Something new in this example is:

  • IdxSize
  • IdxCa
  • IDX_DTYPE

IdxSize is either u32 or u64, depending on your platform, and are what Polars generally uses for counting-related operations. IdxCa is the associated ChunkedArray, and IDX_DTYPE the associated Polars dtype.

To finish this off, the Python side will be a bog-standard:

def non_zero_indices(expr: IntoExpr) -> pl.Expr:
    expr = parse_into_expr(expr)
    return expr.register_plugin(
        lib=lib, symbol="non_zero_indices", is_elementwise=True
    )

If we then make run.py with

import polars as pl
import minimal_plugin as mp

pl.Config().set_fmt_table_cell_list_len(10)

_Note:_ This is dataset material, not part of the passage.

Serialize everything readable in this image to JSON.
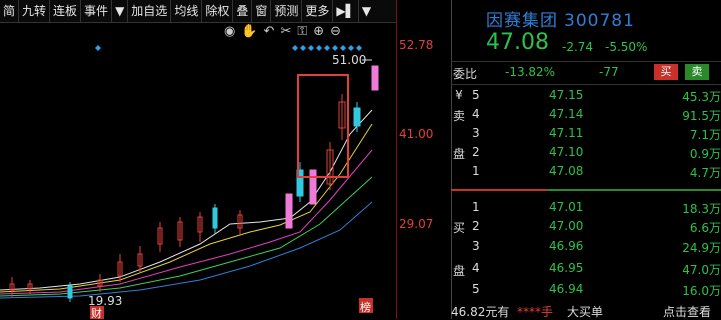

df = pl.DataFrame({'dense': [[0, 9], [8, 6, 0, 9], None, [3, 3]]})
print(df)
print(df.with_columns(indices=mp.non_zero_indices('dense')))
and compile with maturin develop (or maturin develop --release if you're benchmarking!) then we'll see

shape: (4, 2)
┌──────────────┬───────────┐
│ dense        ┆ indices   │
│ ---          ┆ ---       │
│ list[i64]    ┆ list[u32] │
╞══════════════╪═══════════╡
│ [0, 9]       ┆ [1]       │
│ [8, 6, 0, 9] ┆ [0, 1, 3] │
│ null         ┆ null      │
│ [3, 3]       ┆ [0, 1]    │
└──────────────┴───────────┘

Yay, it worked! And not only that, but it's about 1.5x as fast as the list.eval solution noted above!